Search marketers were thrown into a tailspin in 2013 when Google began to use secure search to remove keyword data seen in Google Analytics for organic traffic. On 9 April 2014, Google announced that the same is now happening to paid search. While many may react with panic, the reality is that advertiser's keyword data is still available in Adwords and it is only in Google Analytics that it will become more difficult to get this information.

The nucleus of the announcement is that when people using secure search click on Adwords ads, the actual words they typed into the query won't be passed onto analytics packages and third-party software.

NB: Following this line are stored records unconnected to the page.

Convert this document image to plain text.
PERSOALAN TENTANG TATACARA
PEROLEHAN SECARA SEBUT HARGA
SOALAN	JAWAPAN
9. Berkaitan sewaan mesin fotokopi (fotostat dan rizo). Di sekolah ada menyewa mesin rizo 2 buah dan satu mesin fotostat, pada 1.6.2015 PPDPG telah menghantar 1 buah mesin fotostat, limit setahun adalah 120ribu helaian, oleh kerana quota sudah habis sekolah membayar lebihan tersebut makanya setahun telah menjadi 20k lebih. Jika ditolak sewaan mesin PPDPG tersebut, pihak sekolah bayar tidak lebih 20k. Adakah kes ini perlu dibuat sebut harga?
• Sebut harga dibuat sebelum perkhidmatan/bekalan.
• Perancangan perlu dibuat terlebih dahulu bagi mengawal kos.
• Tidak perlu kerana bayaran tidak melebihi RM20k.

There isn't too much to fear here. The change is one that doesn't impact what is really available and with a little more interaction between organic search, paid search and analytics we're still able to guide things based on keyword data, search query data and map it back to conversions.

Details

Secure Search was introduced by Google to provide an extra (privacy) shield for its users. When secure search for organic keywords was introduced we quickly saw that between 70-100% of organic traffic was now listed as "not provided" in analytics reports. Clearly, this caused problems, but SEO practitioners have learned to adapt.

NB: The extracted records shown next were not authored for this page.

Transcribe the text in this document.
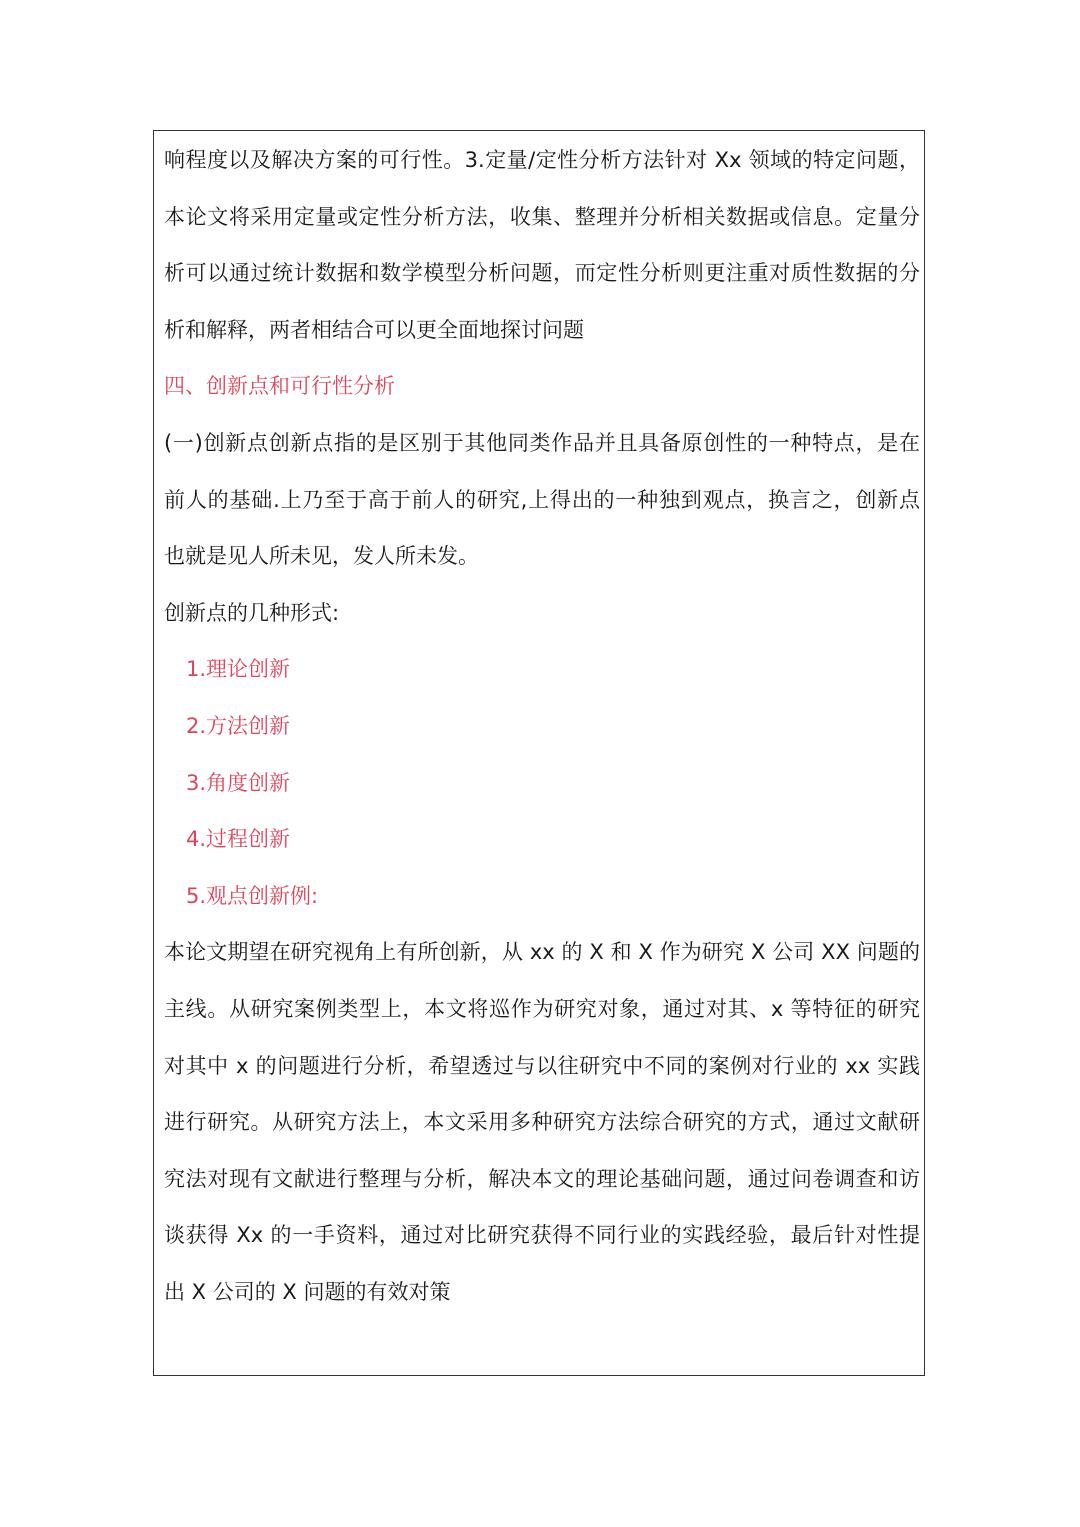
响程度以及解决方案的可行性。3.定量/定性分析方法针对 Xx 领域的特定问题，
本论文将采用定量或定性分析方法，收集、整理并分析相关数据或信息。定量分
析可以通过统计数据和数学模型分析问题，而定性分析则更注重对质性数据的分
析和解释，两者相结合可以更全面地探讨问题
四、创新点和可行性分析
(一)创新点创新点指的是区别于其他同类作品并且具备原创性的一种特点，是在
前人的基础.上乃至于高于前人的研究,上得出的一种独到观点，换言之，创新点
也就是见人所未见，发人所未发。
创新点的几种形式:
1.理论创新
2.方法创新
3.角度创新
4.过程创新
5.观点创新例:
本论文期望在研究视角上有所创新，从 xx 的 X 和 X 作为研究 X 公司 XX 问题的
主线。从研究案例类型上，本文将巡作为研究对象，通过对其、x 等特征的研究
对其中 x 的问题进行分析，希望透过与以往研究中不同的案例对行业的 xx 实践
进行研究。从研究方法上，本文采用多种研究方法综合研究的方式，通过文献研
究法对现有文献进行整理与分析，解决本文的理论基础问题，通过问卷调查和访
谈获得 Xx 的一手资料，通过对比研究获得不同行业的实践经验，最后针对性提
出 X 公司的 X 问题的有效对策
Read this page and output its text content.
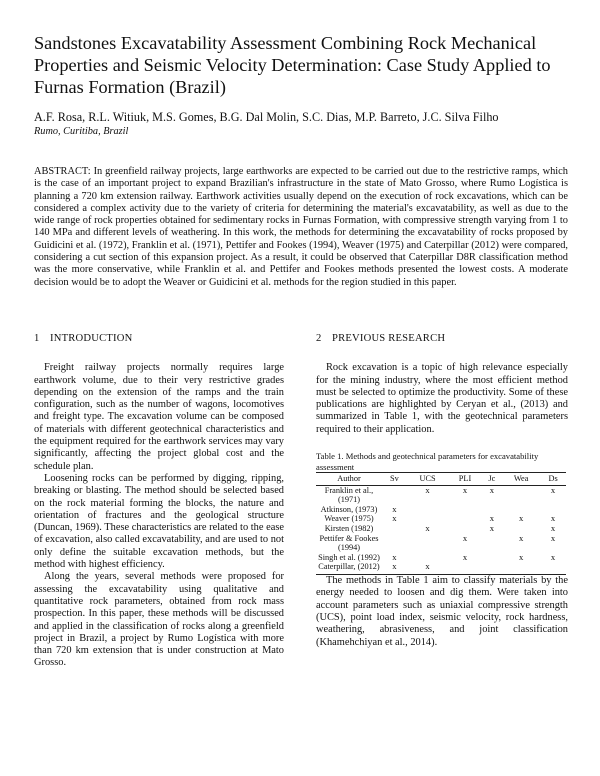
Sandstones Excavatability Assessment Combining Rock Mechanical Properties and Seismic Velocity Determination: Case Study Applied to Furnas Formation (Brazil)
A.F. Rosa, R.L. Witiuk, M.S. Gomes, B.G. Dal Molin, S.C. Dias, M.P. Barreto, J.C. Silva Filho
Rumo, Curitiba, Brazil
ABSTRACT: In greenfield railway projects, large earthworks are expected to be carried out due to the restrictive ramps, which is the case of an important project to expand Brazilian's infrastructure in the state of Mato Grosso, where Rumo Logística is planning a 720 km extension railway. Earthwork activities usually depend on the execution of rock excavations, which can be considered a complex activity due to the variety of criteria for determining the material's excavatability, as well as due to the wide range of rock properties obtained for sedimentary rocks in Furnas Formation, with compressive strength varying from 1 to 140 MPa and different levels of weathering. In this work, the methods for determining the excavatability of rocks proposed by Guidicini et al. (1972), Franklin et al. (1971), Pettifer and Fookes (1994), Weaver (1975) and Caterpillar (2012) were compared, considering a cut section of this expansion project. As a result, it could be observed that Caterpillar D8R classification method was the more conservative, while Franklin et al. and Pettifer and Fookes methods presented the lowest costs. A moderate decision would be to adopt the Weaver or Guidicini et al. methods for the region studied in this paper.
1 INTRODUCTION

Freight railway projects normally requires large earthwork volume, due to their very restrictive grades depending on the extension of the ramps and the train configuration, such as the number of wagons, locomotives and freight type. The excavation volume can be composed of materials with different geotechnical characteristics and the equipment required for the earthwork services may vary significantly, affecting the project global cost and the schedule plan.

Loosening rocks can be performed by digging, ripping, breaking or blasting. The method should be selected based on the rock material forming the blocks, the nature and orientation of fractures and the geological structure (Duncan, 1969). These characteristics are related to the ease of excavation, also called excavatability, and are used to not only define the suitable excavation methods, but the method with highest efficiency.

Along the years, several methods were proposed for assessing the excavatability using qualitative and quantitative rock parameters, obtained from rock mass prospection. In this paper, these methods will be discussed and applied in the classification of rocks along a greenfield project in Brazil, a project by Rumo Logística with more than 720 km extension that is under construction at Mato Grosso.

2 PREVIOUS RESEARCH

Rock excavation is a topic of high relevance especially for the mining industry, where the most efficient method must be selected to optimize the productivity. Some of these publications are highlighted by Ceryan et al., (2013) and summarized in Table 1, with the geotechnical parameters required to their application.

Table 1. Methods and geotechnical parameters for excavatability assessment
Author	Sv	UCS	PLI	Jc	Wea	Ds
Franklin et al., (1971)		x	x	x		x
Atkinson, (1973)	x					
Weaver (1975)	x			x	x	x
Kirsten (1982)		x		x		x
Pettifer & Fookes (1994)			x		x	x
Singh et al. (1992)	x		x		x	x
Caterpillar, (2012)	x	x				

The methods in Table 1 aim to classify materials by the energy needed to loosen and dig them. Were taken into account parameters such as uniaxial compressive strength (UCS), point load index, seismic velocity, rock hardness, weathering, abrasiveness, and joint classification (Khamehchiyan et al., 2014).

Paid search advertisers won't be as directly impacted as keyword data is still going to be fully available via Adwords. What most people are missing is that there is a difference between search query data and keyword data. The simple definitions are:

  • Search query data – the actual keywords the searcher typed and what Google is not passing on to analytics and third-party software
  • Keyword data – the terms an advertiser bids on

It is because of this difference that bid management tools will continue to operate as normal. Statements from Marin and Kenshoo clearly highlight that they are unaffected by this announcement and their platforms will continue to perform.

Implications

Paul Feng, Product Management Director, AdWords wrote on a blog post that "for generating reports or automating keyword management with query data, we suggest using the AdWords API Search Query Performance report or the AdWords Scripts Report service."

Thus, for those wanting the data for their Analytics team it is available, but will require a different method of extraction (and possibly cleaning in order to be matched for interpretation). From our perspective, this is a simple issue that can be remedied by the two services above. Simultaneously, it only changes how we analyze search query performance and not the keyword data itself. As many have pointed out, if you are using conversion tracking in Adwords it is viewable through the search terms report within Adwords.

A more integrated approach is now required. In the past, search marketers were focused on how SEO and PPC could work together. While secure search hampered this easily happening – as the two sides couldn't compare the same visible keywords – we've learned to work together in other ways. Now it is imperative that analytic teams become a bit closer to their paid search teams; something that most good companies were already doing.